В канун дня святого Иоанна года одна тысяча шестьсот третьего отец призвал меня обратно в Севилью. Заключив в нежные объятья, он сказал, что здоровье его день ото дня слабеет и, предчувствуя скорую свою кончину, он-де просит меня со вниманием выслушать его советы и наставления, как мне надобно жить. И тут он начал меня поучать, чтобы я более заботился о добром имени, нежели о суетной славе, чтобы искал истину в вере, а не в мирских утехах, и когда в подобных его проповедях прошли три дня, и все мы трое, отужинав в любовном согласии и благосердечии, встали из-за стола и сотворили благодарственную молитву и омовение рук, отец потребовал от моего брата Лопе обещания, что он будет заботиться обо мне, как если бы я был его сыном, ибо он был старше меня на целых семнадцать лет. Поскольку я был еще так юн и по другим, вполне справедливым соображениям, отец выразил желание, чтобы Лопе, как более взрослый и умудренный жизнью, не только следил за моим поведением и полезными советами совершенствовал мой нрав, но также, чтобы он как душеприказчик распоряжался моей долей наследства, пока я не достигну возраста, когда смогу управлять им самостоятельно.

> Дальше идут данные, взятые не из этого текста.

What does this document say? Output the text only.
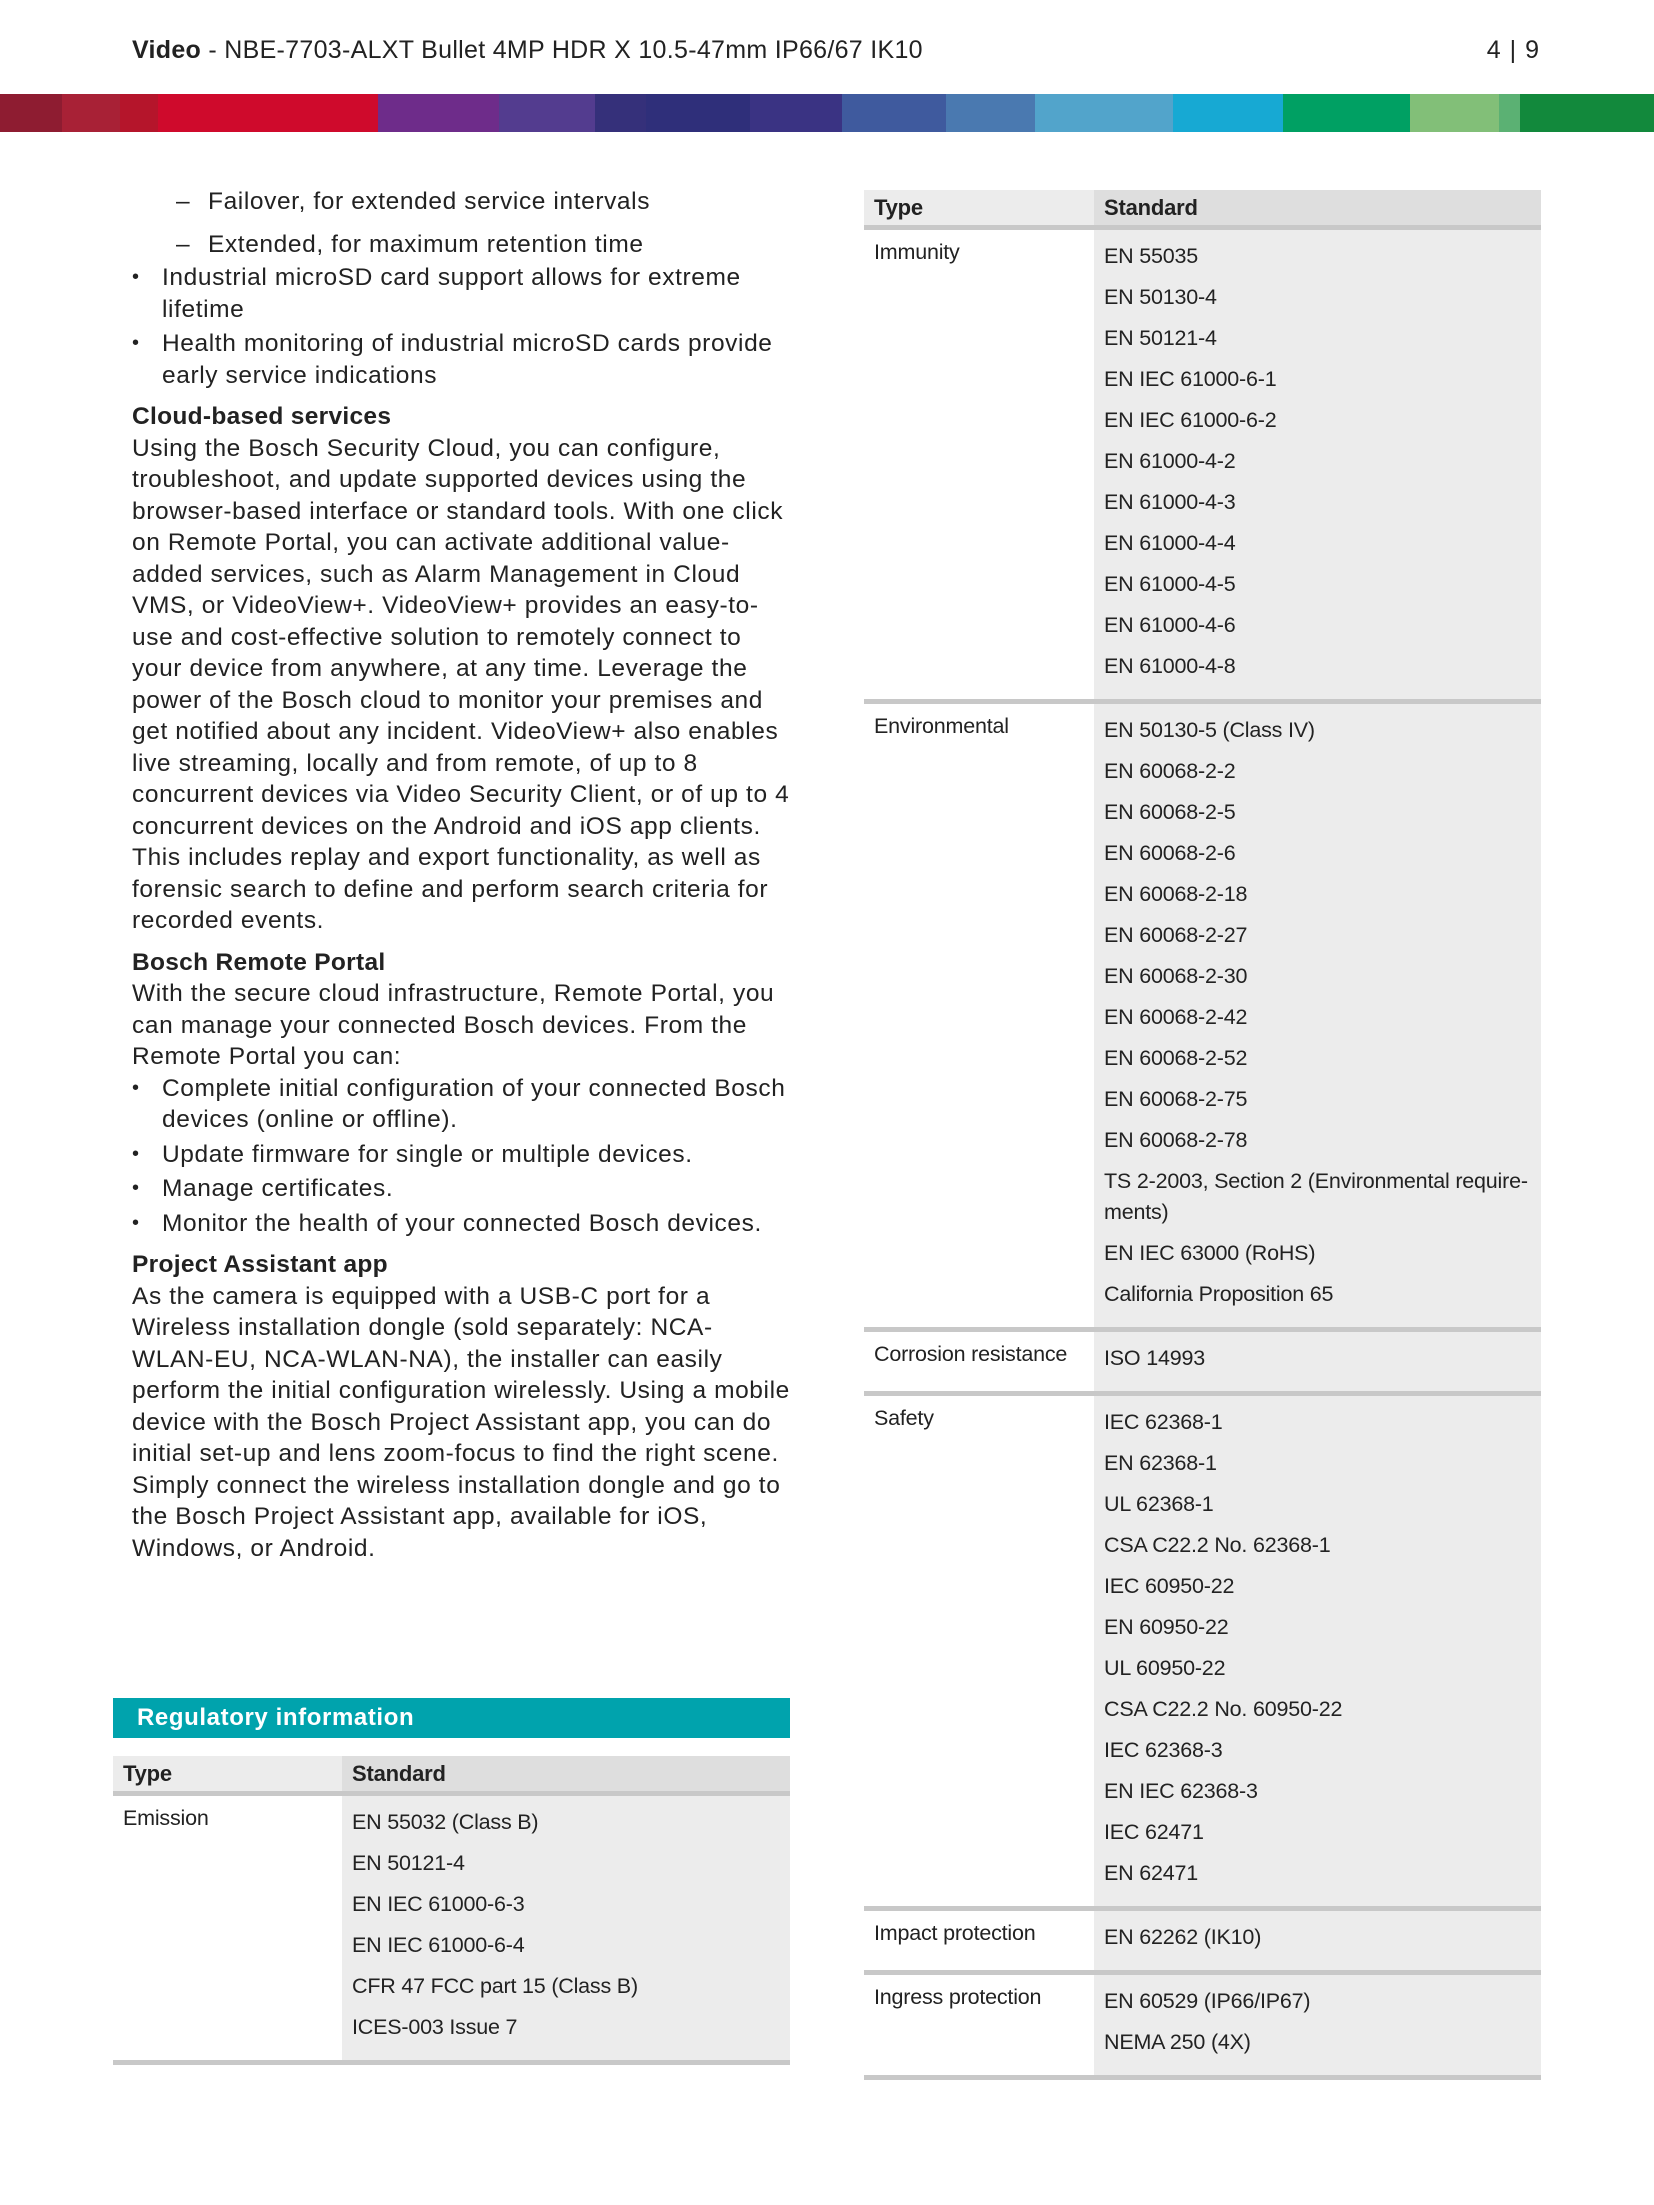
Video - NBE-7703-ALXT Bullet 4MP HDR X 10.5-47mm IP66/67 IK10	4 | 9
– Failover, for extended service intervals
– Extended, for maximum retention time
• Industrial microSD card support allows for extreme lifetime
• Health monitoring of industrial microSD cards provide early service indications
Cloud-based services

Using the Bosch Security Cloud, you can configure, troubleshoot, and update supported devices using the browser-based interface or standard tools. With one click on Remote Portal, you can activate additional value-added services, such as Alarm Management in Cloud VMS, or VideoView+. VideoView+ provides an easy-to-use and cost-effective solution to remotely connect to your device from anywhere, at any time. Leverage the power of the Bosch cloud to monitor your premises and get notified about any incident. VideoView+ also enables live streaming, locally and from remote, of up to 8 concurrent devices via Video Security Client, or of up to 4 concurrent devices on the Android and iOS app clients. This includes replay and export functionality, as well as forensic search to define and perform search criteria for recorded events.

Bosch Remote Portal

With the secure cloud infrastructure, Remote Portal, you can manage your connected Bosch devices. From the Remote Portal you can:

• Complete initial configuration of your connected Bosch devices (online or offline).
• Update firmware for single or multiple devices.
• Manage certificates.
• Monitor the health of your connected Bosch devices.
Project Assistant app

As the camera is equipped with a USB-C port for a Wireless installation dongle (sold separately: NCA-WLAN-EU, NCA-WLAN-NA), the installer can easily perform the initial configuration wirelessly. Using a mobile device with the Bosch Project Assistant app, you can do initial set-up and lens zoom-focus to find the right scene. Simply connect the wireless installation dongle and go to the Bosch Project Assistant app, available for iOS, Windows, or Android.

Regulatory information
Type	Standard
Emission	EN 55032 (Class B)
EN 50121-4
EN IEC 61000-6-3
EN IEC 61000-6-4
CFR 47 FCC part 15 (Class B)
ICES-003 Issue 7
Type	Standard
Immunity	EN 55035
EN 50130-4
EN 50121-4
EN IEC 61000-6-1
EN IEC 61000-6-2
EN 61000-4-2
EN 61000-4-3
EN 61000-4-4
EN 61000-4-5
EN 61000-4-6
EN 61000-4-8
Environmental	EN 50130-5 (Class IV)
EN 60068-2-2
EN 60068-2-5
EN 60068-2-6
EN 60068-2-18
EN 60068-2-27
EN 60068-2-30
EN 60068-2-42
EN 60068-2-52
EN 60068-2-75
EN 60068-2-78
TS 2-2003, Section 2 (Environmental require-ments)
EN IEC 63000 (RoHS)
California Proposition 65
Corrosion resistance	ISO 14993
Safety	IEC 62368-1
EN 62368-1
UL 62368-1
CSA C22.2 No. 62368-1
IEC 60950-22
EN 60950-22
UL 60950-22
CSA C22.2 No. 60950-22
IEC 62368-3
EN IEC 62368-3
IEC 62471
EN 62471
Impact protection	EN 62262 (IK10)
Ingress protection	EN 60529 (IP66/IP67)
NEMA 250 (4X)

В ту пору я с самыми честными намерениями ухаживал за дочерью рыцаря ордена Калатравы, андалузца родом, каковой, женившись когда-то на знатной даме из этого города, уже много лет проживал в Алькала. Звали его дон Алонсо де Фуэнтеармехиль, и дочь его, донью Менсию, небо наделило столькими достоинствами, что в тот миг, когда глаза мои узрели ее дивную прелесть и природное очарование, моя душа признала ее своей верховной владычицей. Отец, содержавший дочь в строгости и уединении, выслушал мою просьбу о разрешении видеться с нею, которую я произнес с должными реверансами и поклонами, и, осведомившись о моей родне и о состоятельности моего отца, дал согласие на то, чтобы я благопристойным образом ухаживал за нею и сопровождал ее к мессе по воскресеньям, когда она отправлялась со своей дуэньей в храм Сан Ильдефонсо. Девица отвечала мне взаимностью, изъясняя свои чувства в любовных записках, а также красноречивыми взглядами и неж ныли пожатиями руки, которыми она тайком от дуэньи дарила меня в храме Сан Ильдефонсо.